Here are a few nice outtakes that also kind of makes sense here and clarify what I mean by the neurotic side:

> "And so, the question for the science of mental health must become an absolutely new and revolutionary one, yet one that reflects the essence of the human condition: On what level of illusion does one live?"

> "The neurotic is having trouble with the balance of cultural illusion and natural reality; the possible horrible truth about himself and the world is seeping into his consciousness. The average man is at least secure that the cultural game is the truth, the unshakable, durable truth. He can earn his immortality in and under the dominant immortality ideology, period. It is all so simple and clear-cut. But now the neurotic: He perceives himself as unreal and reality as unbearable, because with him the mechanisms of illusion are known and destroyed by self consciousness. He can no longer deceive himself about himself and disillusions even his own ideal of personality. He perceives himself as bad, guilt laden, inferior, as a small, weak, helpless creature, which is the truth about mankind, as Oedipus also discovered in the crash of his heroic fate. All other is illusion, deception, but necessary deception in order to be able to bear one’s self and thereby life."

> The result is that the sinner (neurotic) is hyperconscious of the very thing he tries to deny: his creatureliness, his miserableness and unworthiness. The neurotic is thrown back on his true perceptions of the human condition, which caused his isolation and individuation in the first place. He tried to build a glorified private inner world because of his deeper anxieties, but life takes its revenge. The more he separates and inflates himself, the more anxious he becomes. The more he artificially idealizes himself, the more exaggeratedly he criticizes himself. He alternates between the extremes of “I am everything” and “I am nothing."

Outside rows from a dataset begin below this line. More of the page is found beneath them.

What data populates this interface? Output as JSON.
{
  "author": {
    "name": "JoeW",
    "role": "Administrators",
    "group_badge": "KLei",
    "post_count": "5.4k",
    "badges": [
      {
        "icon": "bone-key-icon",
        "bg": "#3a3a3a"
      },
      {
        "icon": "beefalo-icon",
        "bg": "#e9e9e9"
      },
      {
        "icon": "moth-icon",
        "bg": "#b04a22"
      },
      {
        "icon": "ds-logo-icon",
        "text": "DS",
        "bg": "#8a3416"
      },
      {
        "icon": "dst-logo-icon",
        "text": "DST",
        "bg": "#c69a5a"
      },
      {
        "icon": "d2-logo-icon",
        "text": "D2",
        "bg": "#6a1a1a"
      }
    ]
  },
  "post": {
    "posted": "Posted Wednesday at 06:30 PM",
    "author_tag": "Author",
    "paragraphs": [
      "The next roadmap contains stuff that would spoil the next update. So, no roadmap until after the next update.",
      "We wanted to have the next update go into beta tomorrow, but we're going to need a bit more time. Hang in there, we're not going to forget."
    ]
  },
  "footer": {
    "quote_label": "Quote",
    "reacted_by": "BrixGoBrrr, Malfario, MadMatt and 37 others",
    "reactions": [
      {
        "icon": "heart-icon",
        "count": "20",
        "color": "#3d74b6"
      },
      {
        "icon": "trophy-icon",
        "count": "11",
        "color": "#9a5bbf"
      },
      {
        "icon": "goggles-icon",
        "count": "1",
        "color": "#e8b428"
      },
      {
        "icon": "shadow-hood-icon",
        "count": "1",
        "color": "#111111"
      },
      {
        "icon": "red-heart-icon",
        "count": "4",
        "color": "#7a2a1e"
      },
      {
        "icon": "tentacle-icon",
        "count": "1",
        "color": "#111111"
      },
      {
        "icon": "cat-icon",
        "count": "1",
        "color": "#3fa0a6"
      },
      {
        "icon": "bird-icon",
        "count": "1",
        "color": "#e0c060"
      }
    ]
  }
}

> "Man lives his contradictions for better or worse in some kind of cultural project in a given historical period. Neurosis is another word for the total problem of the human condition; it becomes a clinical word when the individual bogs down in the face of the problem—when his heroism is in doubt or becomes self-defeating. Men are naturally neurotic and always have been, but at some times they have it easier than at others to mask their true condition. Men avoid clinical neurosis when they can trustingly live their heroism in some kind of self-transcending drama. Modern man lives his contradictions for the worse, because the modern condition is one in which convincing dramas of heroic apotheosis, of creative play, or of cultural illusion are in eclipse. There is no embracing world-view for the neurotic to depend on or merge with to mask his problems, and so the “cure” for neurosis is difficult in our time."

This last one is particularly interesting if you really think about it:

> "The defeat of despair is not mainly an intellectual problem for an active organism, but a problem of self-stimulation via movement. Beyond a given point man is not helped by more “knowing,” but only by living and doing in a partly self-forgetful way. As Goethe put it, we must plunge into experience and then reflect on the meaning of it. All reflection and no plunging drives us mad; all plunging and no reflection, and we are brutes. Goethe wrote maxims like these precisely at the time when the individual lost the protective cover of traditional society and daily life became a problem for him. He no longer knew what were the proper doses of experience. This safe dosage of life is exactly what is prescribed by traditional custom, wherein all the important decisions of life and even its daily events are ritually marked out."


That was a very good and thorough walk through of that book. I highly enjoyed it - so thanks a lot for sharing!